According to a gazette note issued on March 31 by the finance ministry, gains from these earlier investments will not be subject to scrutiny under the stricter rules aimed at preventing aggressive tax planning and evasion.
These provisions are included in the Income Tax (Amendment) Rules, 2026, which took effect on April 1.
The new regulations state:
“The provisions of Chapter XI (general anti-avoidance rules) shall apply to any arrangement, irrespective of the date on which it has been entered into, in respect of the tax benefit obtained from the arrangement on or after the 1st April, 2017, except for that income which accrues or arises to, or deemed to accrue or arise to, or is received or deemed to be received by, any person from transfer of such investments which were made before the 1st April, 2017.”
This change is expected to provide significant relief to global venture capital (VC) and private equity (PE) firms, alleviating concerns about retrospective taxation in India. These investors can now pursue tax benefits from transactions that occurred before 2017.

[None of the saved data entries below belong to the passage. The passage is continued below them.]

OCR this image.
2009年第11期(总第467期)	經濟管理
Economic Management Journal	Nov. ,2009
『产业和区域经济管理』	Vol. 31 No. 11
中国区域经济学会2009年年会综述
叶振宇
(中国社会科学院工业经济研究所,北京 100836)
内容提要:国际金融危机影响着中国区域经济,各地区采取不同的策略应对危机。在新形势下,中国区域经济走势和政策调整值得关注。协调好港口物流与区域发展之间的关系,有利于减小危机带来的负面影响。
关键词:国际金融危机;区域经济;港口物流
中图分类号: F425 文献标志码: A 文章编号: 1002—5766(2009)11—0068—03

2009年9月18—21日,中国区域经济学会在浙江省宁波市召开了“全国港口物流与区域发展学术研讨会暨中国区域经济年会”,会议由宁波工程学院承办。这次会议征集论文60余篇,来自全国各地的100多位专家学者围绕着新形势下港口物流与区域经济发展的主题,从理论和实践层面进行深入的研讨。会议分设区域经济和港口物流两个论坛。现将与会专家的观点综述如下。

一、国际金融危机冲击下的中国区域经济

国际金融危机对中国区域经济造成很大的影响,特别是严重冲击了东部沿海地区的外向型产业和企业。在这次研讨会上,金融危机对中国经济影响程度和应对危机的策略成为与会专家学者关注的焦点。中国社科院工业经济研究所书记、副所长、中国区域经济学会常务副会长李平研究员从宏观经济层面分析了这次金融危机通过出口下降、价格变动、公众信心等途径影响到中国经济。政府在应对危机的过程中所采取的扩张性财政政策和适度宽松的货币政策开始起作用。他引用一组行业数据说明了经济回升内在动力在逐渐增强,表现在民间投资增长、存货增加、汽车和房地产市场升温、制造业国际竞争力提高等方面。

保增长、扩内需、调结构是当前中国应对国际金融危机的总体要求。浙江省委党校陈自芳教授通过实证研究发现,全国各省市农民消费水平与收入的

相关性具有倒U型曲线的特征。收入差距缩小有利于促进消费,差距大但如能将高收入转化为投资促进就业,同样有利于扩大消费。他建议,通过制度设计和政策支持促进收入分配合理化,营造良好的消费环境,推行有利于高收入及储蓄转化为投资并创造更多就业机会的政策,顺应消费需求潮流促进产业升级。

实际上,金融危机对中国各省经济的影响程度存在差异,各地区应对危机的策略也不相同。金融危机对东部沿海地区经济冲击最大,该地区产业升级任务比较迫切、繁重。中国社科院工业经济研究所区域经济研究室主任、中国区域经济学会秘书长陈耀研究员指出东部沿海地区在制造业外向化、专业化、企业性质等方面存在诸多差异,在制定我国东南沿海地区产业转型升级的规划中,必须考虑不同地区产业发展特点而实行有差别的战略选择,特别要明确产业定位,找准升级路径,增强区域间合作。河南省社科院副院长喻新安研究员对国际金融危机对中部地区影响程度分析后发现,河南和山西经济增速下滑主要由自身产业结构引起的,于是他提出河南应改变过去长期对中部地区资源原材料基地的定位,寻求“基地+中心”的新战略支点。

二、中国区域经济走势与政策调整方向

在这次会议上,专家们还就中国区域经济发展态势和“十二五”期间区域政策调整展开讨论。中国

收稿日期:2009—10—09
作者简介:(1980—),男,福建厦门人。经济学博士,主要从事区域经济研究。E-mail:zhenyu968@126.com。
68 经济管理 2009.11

This announcement follows a Supreme Court ruling against Tiger Global regarding tax liabilities from its 2018 stake sale in Flipkart. The court determined that Tiger Global was responsible for taxes on capital gains from this transaction, which involved the sale of shares valued at $1.6 billion to Walmart.
The case centered on Tiger Global’s investment through its Mauritius-based entity, which the Indian tax authorities claimed was a mechanism to evade taxes. They argued that the ultimate beneficiary was Tiger Global’s parent company in the US.
In 2016, India revised its Double Taxation Avoidance Agreement (DTAA) with Mauritius, categorizing foreign investments made through Mauritius after April 2017 as tax deductible. Tiger Global contended that its investment fell before this deadline and should be exempt.
While the Authority for Advance Rulings initially denied Tiger Global the DTAA benefits in 2020, the Delhi High Court later overturned this decision in 2024. However, the Supreme Court stayed the High Court's ruling last year and nullified it earlier this year. With the latest amendments, Tiger Global appears to have avoided further tax complications for now.